Bohren also said the group home would be, in some ways, “stricter” than being institutionalized, given the “substantial supervision” Geyser would be under.
Details of Geyser’s parole are sealed, but his lawyer, Tony Cotton, had previously told the court there were difficulties in finding Geyser a place to land. A letter submitted by Cotton in August said a home in Sun Prairie refused to accept Geyser because of “publicity surrounding the placement.”
Disappearance of the group home
Police say Geyser was last seen on Kroncke Drive at 8 pm on November 22 with another adult. A little more than an hour later, the Department of Corrections realized Geyser had tampered with his tracking bracelet. At 11:30 p.m., authorities learned that Geyser had removed his ankle bracelet and was not at the group home.
Around 9 pm the next day, she was found at the truck stop more than 165 miles away in Illinois with Mecca, who was also arrested and charged with criminal trespassing and obstructing identification, according to the Posen Police Department.
Geyser told officers that she met Mecca at a Wisconsin church a couple of months ago and was upset that Mecca couldn’t visit her at the group home, according to the Posen police incident report. Geyser alleged that she was treated poorly at the home and that Mecca visited her there on multiple occasions by “climbing through the window and sneaking in.”
The Wisconsin Department of Health Services said it could not comment on Geyser, who is being treated at one of its facilities, due to patient privacy protections. The Department of Corrections is similarly limited when it has been contracted by health services to carry out supervision and monitoring activities, he added.

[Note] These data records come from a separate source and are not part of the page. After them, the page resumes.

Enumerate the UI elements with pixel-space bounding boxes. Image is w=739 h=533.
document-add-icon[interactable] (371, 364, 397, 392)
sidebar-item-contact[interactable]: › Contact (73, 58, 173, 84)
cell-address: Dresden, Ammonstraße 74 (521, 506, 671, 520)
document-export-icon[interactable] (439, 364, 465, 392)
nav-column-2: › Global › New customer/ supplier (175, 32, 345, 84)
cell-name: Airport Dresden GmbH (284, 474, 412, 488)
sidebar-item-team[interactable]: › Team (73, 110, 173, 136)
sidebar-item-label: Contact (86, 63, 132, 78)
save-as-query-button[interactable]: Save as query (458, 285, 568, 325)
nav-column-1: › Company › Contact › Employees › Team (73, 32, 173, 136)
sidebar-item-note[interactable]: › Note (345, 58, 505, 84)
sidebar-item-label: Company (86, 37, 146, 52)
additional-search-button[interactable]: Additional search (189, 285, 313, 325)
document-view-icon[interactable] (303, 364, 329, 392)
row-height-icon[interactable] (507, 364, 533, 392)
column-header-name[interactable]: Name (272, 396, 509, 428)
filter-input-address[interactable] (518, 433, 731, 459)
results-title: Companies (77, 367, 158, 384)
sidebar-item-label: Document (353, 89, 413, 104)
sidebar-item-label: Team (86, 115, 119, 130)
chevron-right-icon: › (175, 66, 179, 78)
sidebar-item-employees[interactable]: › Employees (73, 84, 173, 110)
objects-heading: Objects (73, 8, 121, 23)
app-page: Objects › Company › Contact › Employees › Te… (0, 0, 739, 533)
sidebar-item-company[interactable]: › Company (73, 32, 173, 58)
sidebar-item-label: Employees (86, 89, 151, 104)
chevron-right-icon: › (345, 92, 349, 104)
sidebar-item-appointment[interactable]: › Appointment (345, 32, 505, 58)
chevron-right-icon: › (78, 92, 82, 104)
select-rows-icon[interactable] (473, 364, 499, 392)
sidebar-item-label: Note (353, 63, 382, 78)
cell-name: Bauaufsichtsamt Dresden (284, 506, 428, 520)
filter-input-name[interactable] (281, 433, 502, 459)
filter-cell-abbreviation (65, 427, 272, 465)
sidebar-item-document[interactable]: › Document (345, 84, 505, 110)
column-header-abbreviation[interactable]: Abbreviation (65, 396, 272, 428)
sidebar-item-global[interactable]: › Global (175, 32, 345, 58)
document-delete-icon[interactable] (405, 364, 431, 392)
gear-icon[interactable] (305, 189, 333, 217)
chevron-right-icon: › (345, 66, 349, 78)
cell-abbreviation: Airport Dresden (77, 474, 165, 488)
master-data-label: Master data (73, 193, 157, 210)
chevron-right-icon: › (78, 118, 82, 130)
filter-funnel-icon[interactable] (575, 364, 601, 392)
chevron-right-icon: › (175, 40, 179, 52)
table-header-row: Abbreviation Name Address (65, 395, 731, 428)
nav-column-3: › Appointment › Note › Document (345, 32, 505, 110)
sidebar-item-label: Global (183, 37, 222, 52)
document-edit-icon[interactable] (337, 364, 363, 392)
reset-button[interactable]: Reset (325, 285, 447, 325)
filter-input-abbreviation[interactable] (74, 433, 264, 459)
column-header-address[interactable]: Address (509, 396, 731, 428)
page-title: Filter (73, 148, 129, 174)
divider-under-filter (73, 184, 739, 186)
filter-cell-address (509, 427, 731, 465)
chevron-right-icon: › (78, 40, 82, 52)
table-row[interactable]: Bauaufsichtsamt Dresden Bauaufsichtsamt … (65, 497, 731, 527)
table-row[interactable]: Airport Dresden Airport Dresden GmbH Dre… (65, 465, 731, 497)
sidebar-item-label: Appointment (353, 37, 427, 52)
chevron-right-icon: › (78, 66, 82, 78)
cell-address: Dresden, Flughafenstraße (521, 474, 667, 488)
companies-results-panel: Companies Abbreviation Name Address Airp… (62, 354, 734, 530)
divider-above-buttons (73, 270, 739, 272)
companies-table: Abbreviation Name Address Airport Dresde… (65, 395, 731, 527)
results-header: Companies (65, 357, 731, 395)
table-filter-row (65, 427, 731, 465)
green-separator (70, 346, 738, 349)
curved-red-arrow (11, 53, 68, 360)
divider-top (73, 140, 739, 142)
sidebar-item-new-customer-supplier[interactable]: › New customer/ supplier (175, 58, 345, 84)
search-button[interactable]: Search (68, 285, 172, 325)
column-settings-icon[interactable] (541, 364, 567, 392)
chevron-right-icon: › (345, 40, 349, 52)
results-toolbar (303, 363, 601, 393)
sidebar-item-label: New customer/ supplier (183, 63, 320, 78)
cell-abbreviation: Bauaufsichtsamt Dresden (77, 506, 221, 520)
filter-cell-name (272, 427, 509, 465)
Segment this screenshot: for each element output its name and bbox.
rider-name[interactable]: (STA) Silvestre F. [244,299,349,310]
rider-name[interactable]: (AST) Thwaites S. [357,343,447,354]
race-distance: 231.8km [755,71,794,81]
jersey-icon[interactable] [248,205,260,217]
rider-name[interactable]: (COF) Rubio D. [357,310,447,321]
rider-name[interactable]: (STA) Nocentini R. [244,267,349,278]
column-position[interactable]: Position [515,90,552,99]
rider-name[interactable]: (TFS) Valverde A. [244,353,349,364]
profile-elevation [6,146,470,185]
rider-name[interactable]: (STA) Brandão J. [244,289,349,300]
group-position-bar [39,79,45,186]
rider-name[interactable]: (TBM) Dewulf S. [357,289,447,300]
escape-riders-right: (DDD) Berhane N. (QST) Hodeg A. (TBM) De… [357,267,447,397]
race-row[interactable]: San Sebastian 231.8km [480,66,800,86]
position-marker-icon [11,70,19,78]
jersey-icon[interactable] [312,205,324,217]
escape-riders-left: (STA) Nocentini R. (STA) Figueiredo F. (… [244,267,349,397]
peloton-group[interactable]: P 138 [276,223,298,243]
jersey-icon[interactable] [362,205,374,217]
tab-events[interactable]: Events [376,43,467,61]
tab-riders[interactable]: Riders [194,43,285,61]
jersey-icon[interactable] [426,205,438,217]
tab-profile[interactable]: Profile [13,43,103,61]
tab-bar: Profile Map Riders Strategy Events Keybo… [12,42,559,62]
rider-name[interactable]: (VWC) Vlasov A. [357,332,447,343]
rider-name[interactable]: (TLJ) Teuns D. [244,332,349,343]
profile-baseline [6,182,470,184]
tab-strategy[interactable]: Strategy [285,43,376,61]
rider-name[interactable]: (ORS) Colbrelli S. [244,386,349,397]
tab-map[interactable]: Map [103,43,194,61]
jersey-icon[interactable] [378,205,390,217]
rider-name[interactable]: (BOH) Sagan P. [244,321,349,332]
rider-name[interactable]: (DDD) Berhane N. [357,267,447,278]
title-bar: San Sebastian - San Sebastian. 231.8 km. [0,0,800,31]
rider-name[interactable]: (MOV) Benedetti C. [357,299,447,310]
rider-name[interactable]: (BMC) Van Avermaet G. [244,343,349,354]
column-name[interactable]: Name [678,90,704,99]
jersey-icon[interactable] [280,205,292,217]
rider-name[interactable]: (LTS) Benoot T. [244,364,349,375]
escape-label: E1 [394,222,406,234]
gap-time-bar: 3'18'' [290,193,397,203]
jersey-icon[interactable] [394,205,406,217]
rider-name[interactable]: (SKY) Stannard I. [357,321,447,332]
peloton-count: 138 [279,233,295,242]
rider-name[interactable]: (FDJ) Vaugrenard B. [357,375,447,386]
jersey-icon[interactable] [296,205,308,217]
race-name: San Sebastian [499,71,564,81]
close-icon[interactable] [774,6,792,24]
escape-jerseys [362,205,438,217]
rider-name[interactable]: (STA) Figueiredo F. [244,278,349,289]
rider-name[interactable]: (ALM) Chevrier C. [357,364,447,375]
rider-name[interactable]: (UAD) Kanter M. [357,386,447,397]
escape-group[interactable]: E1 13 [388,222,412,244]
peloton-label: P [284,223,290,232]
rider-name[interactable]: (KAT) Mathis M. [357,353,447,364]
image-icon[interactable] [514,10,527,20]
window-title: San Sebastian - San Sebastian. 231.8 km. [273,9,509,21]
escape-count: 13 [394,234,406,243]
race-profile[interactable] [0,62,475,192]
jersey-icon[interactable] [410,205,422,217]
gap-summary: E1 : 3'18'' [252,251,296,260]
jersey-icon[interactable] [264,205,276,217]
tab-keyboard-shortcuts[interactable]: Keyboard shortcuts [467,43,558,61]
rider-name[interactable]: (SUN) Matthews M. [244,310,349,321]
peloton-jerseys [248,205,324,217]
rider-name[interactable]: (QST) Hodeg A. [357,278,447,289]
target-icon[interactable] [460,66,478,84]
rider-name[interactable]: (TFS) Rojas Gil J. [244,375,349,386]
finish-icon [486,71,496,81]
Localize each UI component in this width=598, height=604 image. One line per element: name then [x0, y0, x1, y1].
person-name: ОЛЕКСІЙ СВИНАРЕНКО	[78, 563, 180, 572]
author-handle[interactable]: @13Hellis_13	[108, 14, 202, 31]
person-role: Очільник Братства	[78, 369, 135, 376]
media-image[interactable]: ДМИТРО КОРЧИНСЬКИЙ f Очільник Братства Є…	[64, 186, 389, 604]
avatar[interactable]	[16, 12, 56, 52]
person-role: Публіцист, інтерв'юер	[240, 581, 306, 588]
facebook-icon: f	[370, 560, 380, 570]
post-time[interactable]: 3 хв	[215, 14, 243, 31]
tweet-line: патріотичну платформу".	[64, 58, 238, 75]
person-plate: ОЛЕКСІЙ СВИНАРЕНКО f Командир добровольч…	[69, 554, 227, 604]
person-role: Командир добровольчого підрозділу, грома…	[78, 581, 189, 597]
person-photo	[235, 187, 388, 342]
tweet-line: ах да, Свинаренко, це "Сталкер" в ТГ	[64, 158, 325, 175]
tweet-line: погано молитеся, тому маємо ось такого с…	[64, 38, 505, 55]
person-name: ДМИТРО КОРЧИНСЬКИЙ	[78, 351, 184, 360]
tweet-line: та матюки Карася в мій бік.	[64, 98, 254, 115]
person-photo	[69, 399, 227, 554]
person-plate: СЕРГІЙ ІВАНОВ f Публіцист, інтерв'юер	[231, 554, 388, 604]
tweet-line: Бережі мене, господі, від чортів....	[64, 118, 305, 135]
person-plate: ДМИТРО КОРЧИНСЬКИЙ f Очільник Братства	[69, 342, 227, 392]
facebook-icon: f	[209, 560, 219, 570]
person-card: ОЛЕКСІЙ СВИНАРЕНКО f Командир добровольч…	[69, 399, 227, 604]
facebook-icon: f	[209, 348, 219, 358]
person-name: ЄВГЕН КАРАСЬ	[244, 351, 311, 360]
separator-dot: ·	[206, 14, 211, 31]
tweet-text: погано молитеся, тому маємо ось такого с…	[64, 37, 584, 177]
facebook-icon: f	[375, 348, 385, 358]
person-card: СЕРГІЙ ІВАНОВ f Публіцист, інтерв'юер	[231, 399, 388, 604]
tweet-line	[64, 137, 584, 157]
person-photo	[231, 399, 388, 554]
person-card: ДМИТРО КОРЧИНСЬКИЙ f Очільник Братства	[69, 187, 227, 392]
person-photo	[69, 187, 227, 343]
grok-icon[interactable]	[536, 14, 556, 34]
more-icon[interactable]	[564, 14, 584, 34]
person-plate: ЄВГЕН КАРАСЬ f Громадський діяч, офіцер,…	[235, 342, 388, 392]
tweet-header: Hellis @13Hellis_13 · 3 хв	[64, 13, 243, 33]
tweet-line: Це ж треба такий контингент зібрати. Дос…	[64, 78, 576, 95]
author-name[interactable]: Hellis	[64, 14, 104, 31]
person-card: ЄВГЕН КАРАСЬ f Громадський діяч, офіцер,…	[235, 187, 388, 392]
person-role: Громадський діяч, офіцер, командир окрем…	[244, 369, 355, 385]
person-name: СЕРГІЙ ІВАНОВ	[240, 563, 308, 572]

Geyser said Saturday that she and Mecca had taken the Greyhound bus from Wisconsin to Illinois and had discussed going to Nashville, Tennessee, according to the incident report. It’s not immediately clear what specifically motivated the two to leave Saturday.
Body camera footage from Sunday night showed Geyser pleading with officers not to separate her from Mecca and asking if they would at least promise to let her say goodbye to Mecca “no matter what she did.”
Geyser told officers in the footage that Mecca is transgender and repeatedly refers to Mecca using the pronouns “she” and “her.”
During the search, the agents found the pink notebook in the backpack, according to the images. An officer flipped through the newspaper and read the words “guide for homeless couples.”
Mecca told ABC affiliate WKOW that they prefer to be called “Charly” and that Geyser ran away because of visitation restrictions. The two had developed a strong friendship after meeting at church months ago, Mecca told the news station.
After their arrest at a truck stop on Sunday, body camera footage showed Geyser and Mecca being transported via the interior cameras of separate patrol cars. Geyser remained silent throughout the trip and quietly looked out the window.
An officer spoke to Mecca during the trip and told him that his colleagues would get them food. Mecca thanked the officer and seemed dejected.
“We really just want to move on, we’re sorry we caused any trouble,” Mecca said.
The officer then told Mecca that they would send the couple on their way once they found out who they were. Mecca simply responded, “That’s not going to happen.”